Apple AR/VR Job | AIML - Senior Software Engineer, Foundation Models, On-Device Machine Learning
Job(岗位): AIML - Senior Software Engineer, Foundation Models, On-Device Machine Learning
Citys(岗位城市): Santa Clara Valley (Cupertino), California, United States
Date(发布日期): 2023-6-14
Summary(岗位介绍)
At Apple, the AIML - On-Device Machine Learning group is responsible for accelerating the creation of amazing on-device ML experiences, and we are looking for a senior software engineer to help define and implement features that accelerate and compress large foundation models in our on-device inference stack. We are a dedicated team working on ground breaking technology in the field of natural language processing, computer vision and artificial intelligence. We are designing, developing, and optimizing large-scale language/vision/multi-modal models that power on-device inference capabilities across various Apple products and services. This is a unique opportunity to work on powerful new technologies and contribute to Apple's ecosystem, with a commitment to privacy and user experience impacting millions of users worldwide.
Are you someone who can write high-quality, well-tested code and collaborate cross-functionally with partner HW, SW and ML teams across the company? If so, come join us and be part of the team that is helping Machine Learning developers innovate and ship enriching experiences on Apple devices!
Qualifications(岗位要求)
Proven programming skills using standard ML tools such as C/C++, Python, PyTorch, Tensorflow, CUDA/Metal.

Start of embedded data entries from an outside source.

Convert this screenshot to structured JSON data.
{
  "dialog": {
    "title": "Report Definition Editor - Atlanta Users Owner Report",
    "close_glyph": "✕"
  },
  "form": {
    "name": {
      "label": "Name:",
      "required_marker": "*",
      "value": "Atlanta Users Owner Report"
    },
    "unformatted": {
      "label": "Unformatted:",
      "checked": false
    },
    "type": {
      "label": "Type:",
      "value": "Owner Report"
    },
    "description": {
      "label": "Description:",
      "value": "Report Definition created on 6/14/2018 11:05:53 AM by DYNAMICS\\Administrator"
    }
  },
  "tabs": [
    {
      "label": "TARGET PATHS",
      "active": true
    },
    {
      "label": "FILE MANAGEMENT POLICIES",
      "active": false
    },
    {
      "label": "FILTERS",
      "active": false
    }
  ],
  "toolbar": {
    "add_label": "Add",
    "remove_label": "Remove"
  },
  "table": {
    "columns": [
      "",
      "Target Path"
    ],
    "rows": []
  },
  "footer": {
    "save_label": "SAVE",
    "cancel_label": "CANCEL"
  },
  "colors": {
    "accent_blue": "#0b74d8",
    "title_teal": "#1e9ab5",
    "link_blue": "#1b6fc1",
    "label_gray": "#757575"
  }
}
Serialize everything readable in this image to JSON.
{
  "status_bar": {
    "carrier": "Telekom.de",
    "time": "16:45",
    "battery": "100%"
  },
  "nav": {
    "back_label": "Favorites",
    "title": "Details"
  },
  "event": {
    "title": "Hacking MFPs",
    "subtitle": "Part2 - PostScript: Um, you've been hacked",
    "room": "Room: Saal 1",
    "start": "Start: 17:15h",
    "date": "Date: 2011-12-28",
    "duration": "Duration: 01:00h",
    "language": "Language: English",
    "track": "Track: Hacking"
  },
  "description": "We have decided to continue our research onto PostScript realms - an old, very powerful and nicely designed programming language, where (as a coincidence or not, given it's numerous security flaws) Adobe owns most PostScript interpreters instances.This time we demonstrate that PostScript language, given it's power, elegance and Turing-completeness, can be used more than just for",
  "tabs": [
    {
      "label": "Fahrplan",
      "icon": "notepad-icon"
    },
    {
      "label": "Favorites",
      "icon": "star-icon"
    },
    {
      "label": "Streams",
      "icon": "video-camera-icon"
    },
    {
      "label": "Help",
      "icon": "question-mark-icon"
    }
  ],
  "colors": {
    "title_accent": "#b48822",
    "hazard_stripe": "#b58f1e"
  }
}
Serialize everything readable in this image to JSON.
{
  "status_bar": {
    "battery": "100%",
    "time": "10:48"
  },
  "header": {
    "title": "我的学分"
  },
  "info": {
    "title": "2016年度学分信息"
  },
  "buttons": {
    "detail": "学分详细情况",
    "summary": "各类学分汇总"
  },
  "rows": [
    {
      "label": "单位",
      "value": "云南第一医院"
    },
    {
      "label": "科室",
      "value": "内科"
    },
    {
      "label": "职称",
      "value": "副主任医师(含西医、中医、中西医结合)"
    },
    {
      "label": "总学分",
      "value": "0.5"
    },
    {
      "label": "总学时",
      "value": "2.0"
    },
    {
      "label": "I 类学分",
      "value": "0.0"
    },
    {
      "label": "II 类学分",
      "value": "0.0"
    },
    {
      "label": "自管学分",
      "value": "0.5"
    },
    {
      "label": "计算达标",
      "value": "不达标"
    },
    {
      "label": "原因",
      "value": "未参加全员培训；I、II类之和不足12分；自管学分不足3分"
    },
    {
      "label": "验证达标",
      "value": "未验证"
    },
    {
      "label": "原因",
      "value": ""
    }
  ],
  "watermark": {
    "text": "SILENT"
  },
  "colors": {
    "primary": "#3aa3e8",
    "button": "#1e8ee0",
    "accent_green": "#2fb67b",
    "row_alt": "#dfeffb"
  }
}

Solid understanding of state-of-the-art DNN optimization techniques and how they translate to hardware acceleration architectures, and a general ability to reason about system performance (compute/memory) tradeoffs
Hands-on experience working (training, fine-tuning, optimizing, deploying) with large foundational models (e.g. LLMs).
Hands-on experience applying common machine learning optimization techniques, like quantization and sparsity-induction, to reduce the resource consumption and/or eliminate latency
Experience building APIs and/or core components of ML frameworks
Capacity to iterate on ideas, work with a variety of partners from all parts of the stack — from Apps to Compilation, HW Arch, and Power/Performance analysis
Proven track record to analyze sophisticated and ambiguous problems
Disciplined programming abilities with a strong attention to detail
Strong applied experience with compiler technology to work with CPU, GPU, and ML accelerators
Excellent problem-solving (e.g. via building forward-looking prototype systems), critical thinking, strong communication, and collaboration skills
Description(岗位职责)
As a member of this team, the successful candidate will:
- Build features for our on-device inference stack to support the most relevant accuracy preserving, general purpose techniques that empower model developers to compress and accelerate foundation models in apps
- Convert models from a high-level ML framework to a target device (CPU, GPU, Neural Engine) for optimal functional accuracy and performance
- Write unit and system integration tests to ensure functional correctness and avoid performance regressions
- Diagnose performance bottlenecks and work with HW Arch teams to co-design solutions that further improve latency, power, and memory footprint of neural network workloads
- Analyze impact of model optimization (compression/quantization etc) on model quality by partnering with foundation modeling and adaptation teams across diverse product use cases.